Happy Interdependence Day!!

Yesterday was the birthday celebration of our country. What a privilege to have the freedoms and blessings we have! As I thought about this as being “Independence Day”, I kept thinking there is no such thing as “independence”!!

To me, independence suggests that we are on our own, or as a 2-year-old would say, “I can do it myself!” The dictionary states that it is a state of being self-governing. I can go with the dictionary’s definition. However, being self-governing doesn’t mean we go it alone.

What I often experience in our society is not so much a perception of being self-governing, but more of an attitude that we in our country can go it alone. We, as human beings, are not meant to live in a vacuum, to live without community. When we gained our freedom from the British government of old, it wasn’t breaking relationship with them. It was changing what our relationship looked like…from being controlled to becoming mutual governing bodies.

I am reminded how many a teenager feels that when they leave home they will be “free” to be on their own. What they don’t recognize at that point is that “freedom” comes with responsibility and working with others in a responsible manner.

When we interact with each other with respect, being who we are intended to be and allowing others to do the same, we can learn from each other, share in resources and be more, both individually as well as together. This is what is meant by that old adage that states, “The whole is greater then the sum of its parts”.
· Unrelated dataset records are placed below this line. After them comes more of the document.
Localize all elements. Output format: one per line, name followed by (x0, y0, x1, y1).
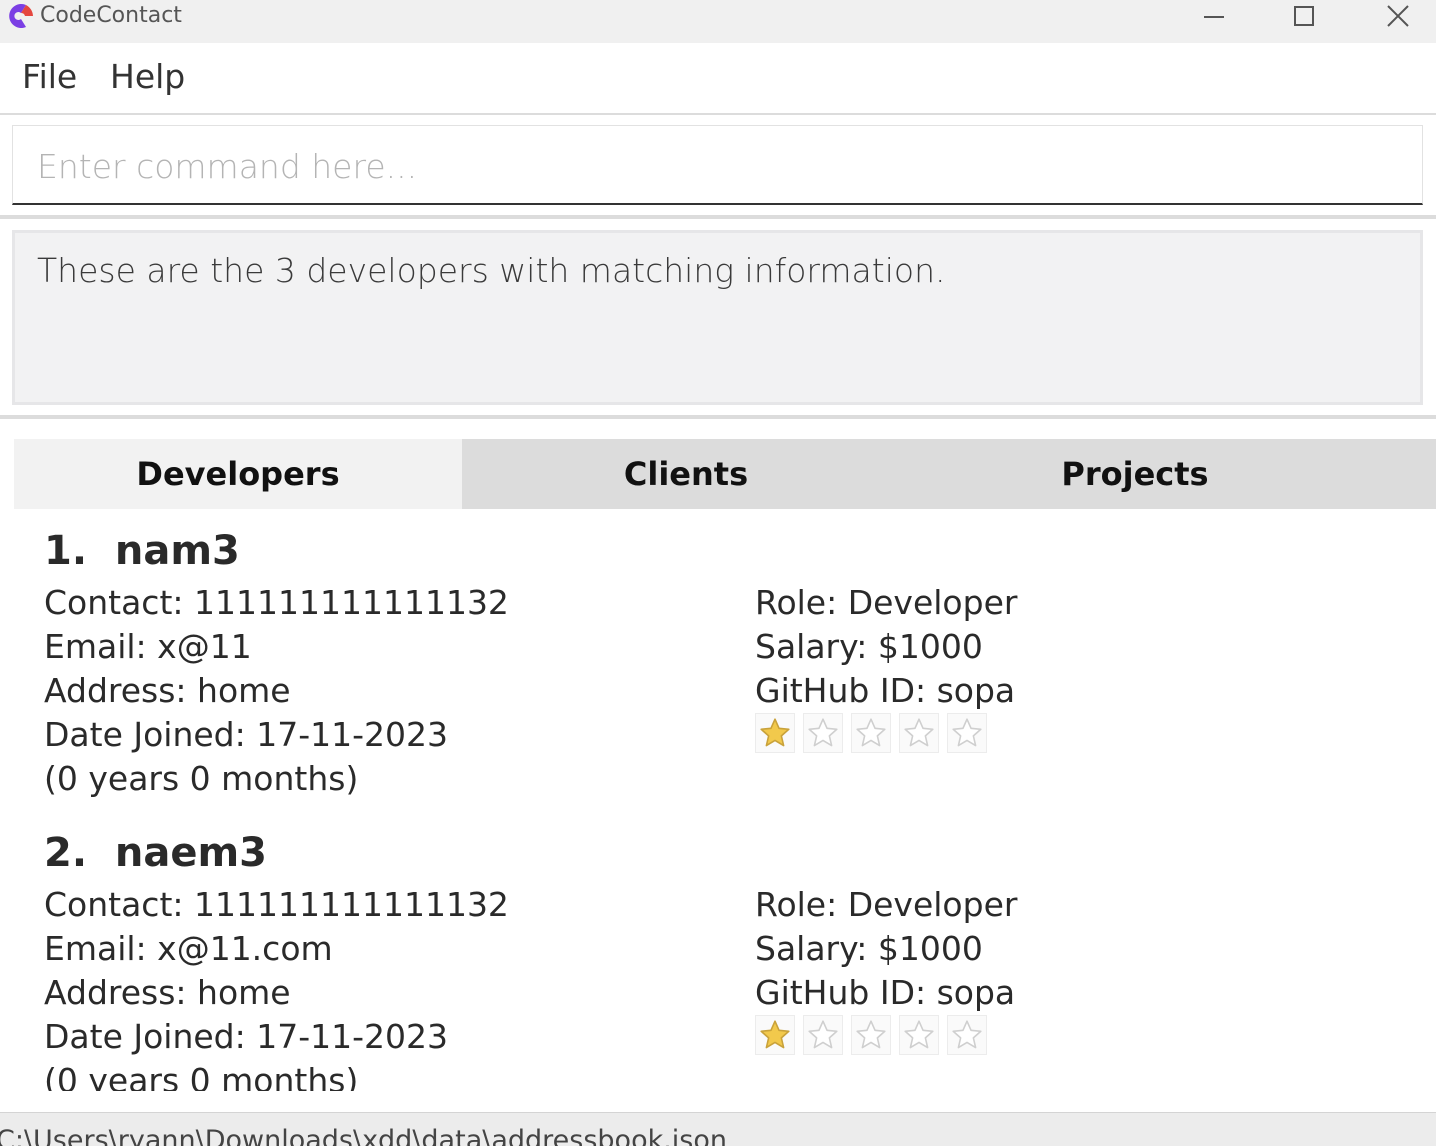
developer-date-joined: Date Joined: 17-11-2023 (44, 715, 449, 754)
developer-date-joined: Date Joined: 17-11-2023 (44, 1017, 449, 1056)
minimize-icon (1204, 16, 1224, 18)
menu-help[interactable]: Help (110, 57, 185, 97)
tab-projects[interactable]: Projects (910, 439, 1360, 509)
rating-stars (755, 1015, 987, 1055)
command-box (12, 125, 1423, 205)
close-button[interactable] (1368, 0, 1428, 32)
star-empty-icon[interactable] (947, 1015, 987, 1055)
developer-salary: Salary: $1000 (755, 929, 983, 968)
status-bar: C:\Users\ryann\Downloads\xdd\data\addres… (0, 1112, 1436, 1146)
developer-card[interactable]: 1. nam3 Contact: 111111111111132 Email: … (14, 509, 1436, 809)
developer-tenure: (0 years 0 months) (44, 1061, 359, 1091)
star-empty-icon[interactable] (851, 1015, 891, 1055)
developer-name: 2. naem3 (44, 830, 267, 876)
window-title: CodeContact (40, 3, 182, 28)
title-bar: CodeContact (0, 0, 1436, 43)
tab-developers[interactable]: Developers (14, 439, 462, 509)
menu-bar: File Help (0, 43, 1436, 113)
star-empty-icon[interactable] (899, 713, 939, 753)
divider (0, 113, 1436, 115)
star-empty-icon[interactable] (803, 713, 843, 753)
result-display[interactable]: These are the 3 developers with matching… (12, 230, 1423, 405)
save-file-path: C:\Users\ryann\Downloads\xdd\data\addres… (0, 1125, 728, 1146)
star-empty-icon[interactable] (851, 713, 891, 753)
developer-role: Role: Developer (755, 885, 1018, 924)
developer-card[interactable]: 2. naem3 Contact: 111111111111132 Email:… (14, 811, 1436, 1091)
developer-name: 1. nam3 (44, 528, 240, 574)
developer-address: Address: home (44, 973, 291, 1012)
app-logo-icon (9, 4, 33, 29)
developer-github: GitHub ID: sopa (755, 671, 1016, 710)
star-filled-icon[interactable] (755, 1015, 795, 1055)
maximize-icon (1294, 6, 1314, 26)
developer-list[interactable]: 1. nam3 Contact: 111111111111132 Email: … (14, 509, 1436, 1091)
star-filled-icon[interactable] (755, 713, 795, 753)
close-icon (1387, 5, 1409, 27)
star-empty-icon[interactable] (803, 1015, 843, 1055)
developer-github: GitHub ID: sopa (755, 973, 1016, 1012)
developer-contact: Contact: 111111111111132 (44, 885, 509, 924)
star-empty-icon[interactable] (899, 1015, 939, 1055)
divider (0, 415, 1436, 419)
developer-address: Address: home (44, 671, 291, 710)
developer-email: Email: x@11.com (44, 929, 333, 968)
menu-file[interactable]: File (22, 57, 77, 97)
tab-clients[interactable]: Clients (462, 439, 910, 509)
command-input[interactable] (37, 144, 1397, 188)
tab-bar: Developers Clients Projects (14, 439, 1436, 509)
maximize-button[interactable] (1274, 0, 1334, 32)
rating-stars (755, 713, 987, 753)
star-empty-icon[interactable] (947, 713, 987, 753)
developer-role: Role: Developer (755, 583, 1018, 622)
developer-tenure: (0 years 0 months) (44, 759, 359, 798)
developer-email: Email: x@11 (44, 627, 252, 666)
divider (0, 215, 1436, 219)
developer-salary: Salary: $1000 (755, 627, 983, 666)
result-message: These are the 3 developers with matching… (37, 251, 946, 290)
minimize-button[interactable] (1184, 0, 1244, 32)
developer-contact: Contact: 111111111111132 (44, 583, 509, 622)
So, when we celebrate the birthday of our country, I am wanting to say “Happy Interdependence Day!!” It doesn’t have the same ring as the other, but I believe it is more true to what makes a great nation, community, family, world…..any system that is healthy and strong!

1 comment:

  1. You're absolutely right, Martha. Jesus wants us to treat others as we would have them treat us. We're all in this life together. There's nobody who doesn't need help and nobody should think themselves exempt from the responsibility to give help where they can.